Arguably it is difficult to follow the thread that ties together all of these perspectives. Yet, to have written a more narrowly focused book would have oversimplified a complex issue. The multifaceted nature of the problem eschews labeling and needs a multidisciplinary synthesis such as Fullilove's.

The author and her husband, Robert E. Fullilove III, spent 1998 and much of 1999 in Pittsburgh as Falk Fellows at the University of Pittsburgh Graduate School of Public Health's Center for Minority Health.

That firsthand knowledge comes through as she often seems to be writing about the experiences of her most personal friends.

The author is sometimes the compassionate caregiver dispensing advice to the community as a whole. At other times she is a more dispassionate observer documenting what are the most traumatic events of many lives.

What comes across most vividly are the real and palpable losses suffered by the individuals and families forced to leave their homes.

Just as the book seems to be focusing on just the history of urban renewal, the author reminds the reader that past can be prologue. Even, or especially, today the desire to improve urban neighborhoods overlooks the displacement of the residents.

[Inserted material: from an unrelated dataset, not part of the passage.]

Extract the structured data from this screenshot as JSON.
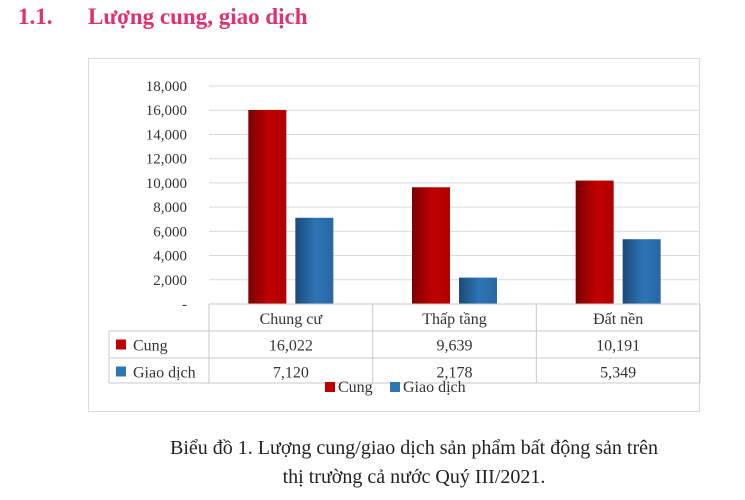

The book's ultimate contribution may be asking the simple question: "What was it like before urban renewal?" Because "we cannot understand the losses unless we first appreciate what was there."

Apologists of failed renewal projects often point out the unknown of the counterfactual, or what would have happened without the projects. The unspoken premise is that what was there before was not worth saving in the first place.

Fullilove makes a clear argument that the essence of a community is irreplaceable.

First published on June 27, 2004 at 12:00 am
Christopher Briem teaches at the University Center for Social and Urban Research at the University of Pittsburgh.